We also lived for a brief time in southern Japan, in Iwakuni outside of Hiroshima. We lived off-base from the U.S. Marine facility at Iwakuni, but as usual, my American friends and I were bussed into school on-base, where I attended Matthew C. Perry Elementary School. I have fond recollections of having hamburgers at the greasy spoon hut set up outside our school, next to the baseball field, then after school riding bikes around town with Japanese and American friends, stopping for Japanese snacks like frozen pineapple rings while we played in our blissfully mixed-race world. It never occurred to me, for instance, when I visited the Hiroshima Peace Park as a boy, that my father's friends and co-workers are part of the military might that dropped the bomb on such a beautiful city. As a child, those deeper questions were beyond my ken.
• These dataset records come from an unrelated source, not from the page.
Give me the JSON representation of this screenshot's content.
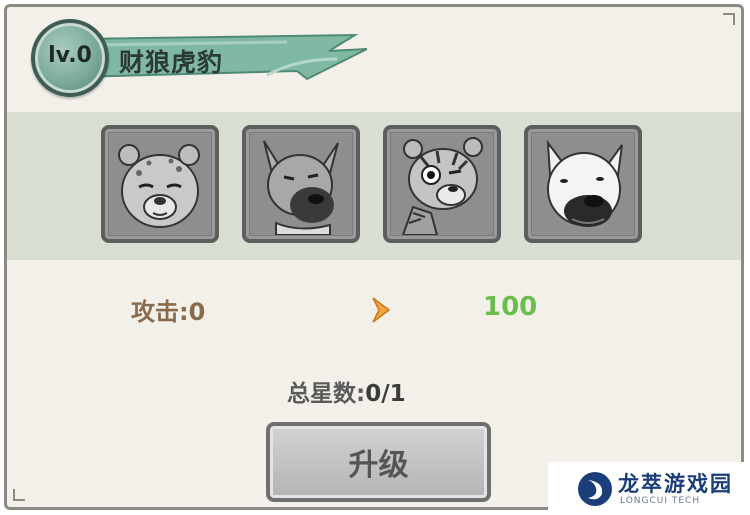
{
  "title": {
    "level": "lv.0",
    "name": "财狼虎豹"
  },
  "portraits": [
    {
      "icon": "leopard-portrait-icon"
    },
    {
      "icon": "wolf-portrait-icon"
    },
    {
      "icon": "tiger-portrait-icon"
    },
    {
      "icon": "dog-portrait-icon"
    }
  ],
  "stats": {
    "attack_label": "攻击:0",
    "arrow_icon": "chevron-right-icon",
    "attack_next": "100"
  },
  "stars": {
    "label": "总星数:",
    "value": "0/1"
  },
  "upgrade_button": {
    "label": "升级",
    "state": "disabled"
  },
  "watermark": {
    "name": "龙萃游戏园",
    "sub": "LONGCUI TECH"
  },
  "colors": {
    "panel_bg": "#f3f0ea",
    "strip_bg": "#d9dfd2",
    "banner": "#7fb9a3",
    "attack_label": "#8a6a4c",
    "attack_next": "#6cbe4b",
    "arrow": "#f1a43a"
  }
}
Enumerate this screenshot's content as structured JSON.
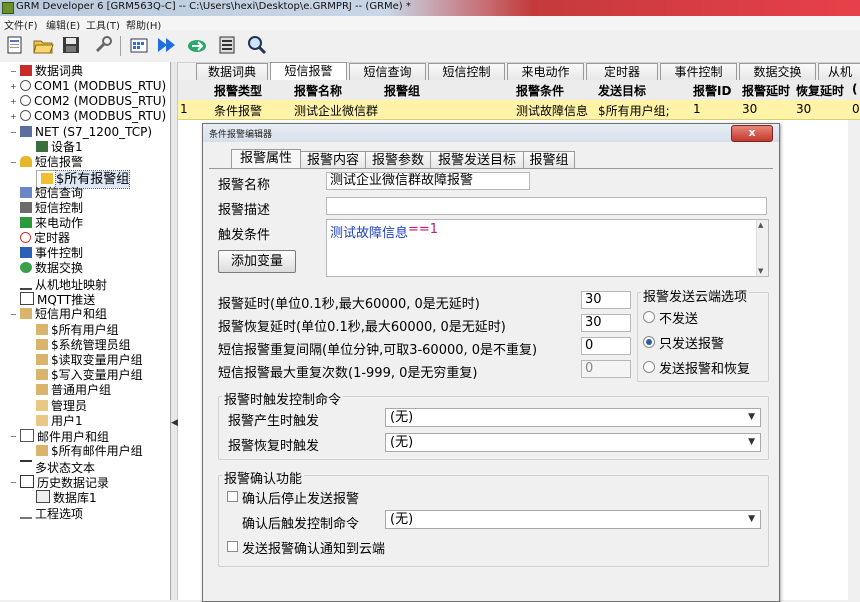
{
  "window": {
    "title": "GRM Developer 6 [GRM563Q-C]  -- C:\\Users\\hexi\\Desktop\\e.GRMPRJ -- (GRMe) *"
  },
  "menu": [
    "文件(F)",
    "编辑(E)",
    "工具(T)",
    "帮助(H)"
  ],
  "toolbar": {
    "icons": [
      "new-icon",
      "open-icon",
      "save-icon",
      "wrench-icon",
      "build-icon",
      "download-icon",
      "upload-icon",
      "device-icon",
      "search-icon"
    ]
  },
  "tree": [
    {
      "label": "数据词典",
      "icon": "book-icon",
      "exp": "−"
    },
    {
      "label": "COM1 (MODBUS_RTU)",
      "icon": "serial-icon",
      "exp": "+"
    },
    {
      "label": "COM2 (MODBUS_RTU)",
      "icon": "serial-icon",
      "exp": "+"
    },
    {
      "label": "COM3 (MODBUS_RTU)",
      "icon": "serial-icon",
      "exp": "+"
    },
    {
      "label": "NET (S7_1200_TCP)",
      "icon": "network-icon",
      "exp": "−"
    },
    {
      "label": "设备1",
      "icon": "device-icon",
      "exp": ""
    },
    {
      "label": "短信报警",
      "icon": "bell-icon",
      "exp": "−"
    },
    {
      "label": "$所有报警组",
      "icon": "alarm-group-icon",
      "exp": ""
    },
    {
      "label": "短信查询",
      "icon": "sms-query-icon",
      "exp": ""
    },
    {
      "label": "短信控制",
      "icon": "sms-control-icon",
      "exp": ""
    },
    {
      "label": "来电动作",
      "icon": "phone-icon",
      "exp": ""
    },
    {
      "label": "定时器",
      "icon": "timer-icon",
      "exp": ""
    },
    {
      "label": "事件控制",
      "icon": "event-icon",
      "exp": ""
    },
    {
      "label": "数据交换",
      "icon": "exchange-icon",
      "exp": ""
    },
    {
      "label": "从机地址映射",
      "icon": "map-icon",
      "exp": ""
    },
    {
      "label": "MQTT推送",
      "icon": "mqtt-icon",
      "exp": ""
    },
    {
      "label": "短信用户和组",
      "icon": "users-icon",
      "exp": "−"
    },
    {
      "label": "$所有用户组",
      "icon": "user-group-icon",
      "exp": ""
    },
    {
      "label": "$系统管理员组",
      "icon": "user-group-icon",
      "exp": ""
    },
    {
      "label": "$读取变量用户组",
      "icon": "user-group-icon",
      "exp": ""
    },
    {
      "label": "$写入变量用户组",
      "icon": "user-group-icon",
      "exp": ""
    },
    {
      "label": "普通用户组",
      "icon": "user-group-icon",
      "exp": ""
    },
    {
      "label": "管理员",
      "icon": "user-icon",
      "exp": ""
    },
    {
      "label": "用户1",
      "icon": "user-icon",
      "exp": ""
    },
    {
      "label": "邮件用户和组",
      "icon": "mail-icon",
      "exp": "−"
    },
    {
      "label": "$所有邮件用户组",
      "icon": "mail-group-icon",
      "exp": ""
    },
    {
      "label": "多状态文本",
      "icon": "text-icon",
      "exp": ""
    },
    {
      "label": "历史数据记录",
      "icon": "history-icon",
      "exp": "−"
    },
    {
      "label": "数据库1",
      "icon": "database-icon",
      "exp": ""
    },
    {
      "label": "工程选项",
      "icon": "wrench-icon",
      "exp": ""
    }
  ],
  "main_tabs": [
    "数据词典",
    "短信报警",
    "短信查询",
    "短信控制",
    "来电动作",
    "定时器",
    "事件控制",
    "数据交换",
    "从机"
  ],
  "grid": {
    "headers": [
      "报警类型",
      "报警名称",
      "报警组",
      "报警条件",
      "发送目标",
      "报警ID",
      "报警延时",
      "恢复延时",
      "("
    ],
    "row": [
      "1",
      "条件报警",
      "测试企业微信群",
      "",
      "测试故障信息",
      "$所有用户组;",
      "1",
      "30",
      "30",
      "0"
    ]
  },
  "dialog": {
    "title": "条件报警编辑器",
    "close": "x",
    "tabs": [
      "报警属性",
      "报警内容",
      "报警参数",
      "报警发送目标",
      "报警组"
    ],
    "name_label": "报警名称",
    "name_value": "测试企业微信群故障报警",
    "desc_label": "报警描述",
    "desc_value": "",
    "cond_label": "触发条件",
    "cond_value_text": "测试故障信息",
    "cond_value_op": "==1",
    "add_var": "添加变量",
    "params": [
      {
        "label": "报警延时(单位0.1秒,最大60000, 0是无延时)",
        "value": "30",
        "disabled": false
      },
      {
        "label": "报警恢复延时(单位0.1秒,最大60000, 0是无延时)",
        "value": "30",
        "disabled": false
      },
      {
        "label": "短信报警重复间隔(单位分钟,可取3-60000, 0是不重复)",
        "value": "0",
        "disabled": false
      },
      {
        "label": "短信报警最大重复次数(1-999, 0是无穷重复)",
        "value": "0",
        "disabled": true
      }
    ],
    "cloud": {
      "title": "报警发送云端选项",
      "options": [
        "不发送",
        "只发送报警",
        "发送报警和恢复"
      ],
      "selected": 1
    },
    "trigger": {
      "title": "报警时触发控制命令",
      "on_alarm_label": "报警产生时触发",
      "on_alarm_value": "(无)",
      "on_recover_label": "报警恢复时触发",
      "on_recover_value": "(无)"
    },
    "confirm": {
      "title": "报警确认功能",
      "stop_label": "确认后停止发送报警",
      "cmd_label": "确认后触发控制命令",
      "cmd_value": "(无)",
      "cloud_label": "发送报警确认通知到云端"
    }
  }
}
My father was never hard-core military like the father in the 1979 film "The Great Santini," but military culture was definitely part of my life until I was 8 years old and about to enter 3rd grade. That's when we moved to the States, so my dad could work in a civilian capacity for the Army Corps of Engineers outside Washington, D.C. Since then, I'm only reminded of my familiarity with the Army life when go on-base somewhere, or find myself driving through a former base like Lowry.
In recent years, American military presence around the world has been questioned and much of our presence has been cut back. For decades, a movement in Japan has protested the concentration of U.S. military installations still in that country, with an emphasis on the bases on Okinawa. Every few years, a headline bursts forth like the ones in the early '90s where GIs were accused of raping a young Japanese girl -- headlines that haven't changed much since the immediate post-war days.
What those headlines don't mention is how much friendship there has been over the decades between and the U.S. and Japan, and how many GIs have been stationed in Japan and left there enriched by the experience in many ways both personal and political. And how many GIs have fallen not in war, but in love while in Japan.
My best memory of all from my childhood on-base is a vivid image of being with my dad at the noncommissioned officer's club at Tachikawa, a dark smoky place with lots of red, and helping him choose Glenn Miller songs for the jukebox. It's easy to forget that in addition to everything else my father was, he was also a veteran -- and that his military service has left its impression me.
Thanks, and happy Veterans Day, dad!
You can "virtually" visit Iwakuni, where I lived briefly, through a wonderful Web site, The Spencers in Iwakuni, created by Donella Spencer, the wife of a U.S. Marine stationed at the USMC base there. She loved the city and being in Japan, even though her family's now transferred back to the states. You'll find a lot of information about living in, traveling in and visiting Japan and Iwakuni at her site, and lost of links to other sites.


Comments: 21
I spent over 3 years living in Japan while growing up too. I was not on a military base, but we lived right up the street from one and had many friends that lived there! They were our connection to some special things that we could not buy in Japan. Like Christmas trees and turkeys!
It is a wonderful country full of wonderful people! I long to go back!
Thanks for the link!
Good article, I enjoyed it. Being an Air Force vet myself I should......;-)
Thanks.
Leah, when I saw your comment about "ONLY saluting with the left hand" (on comments summary page) my immediate assumption was of a very different context! I guess I should be ashamed of myself.
We were told not to do that, but you know how it is. Some of those guys can't steer very well with one hand while instinctively attempting at saluting back.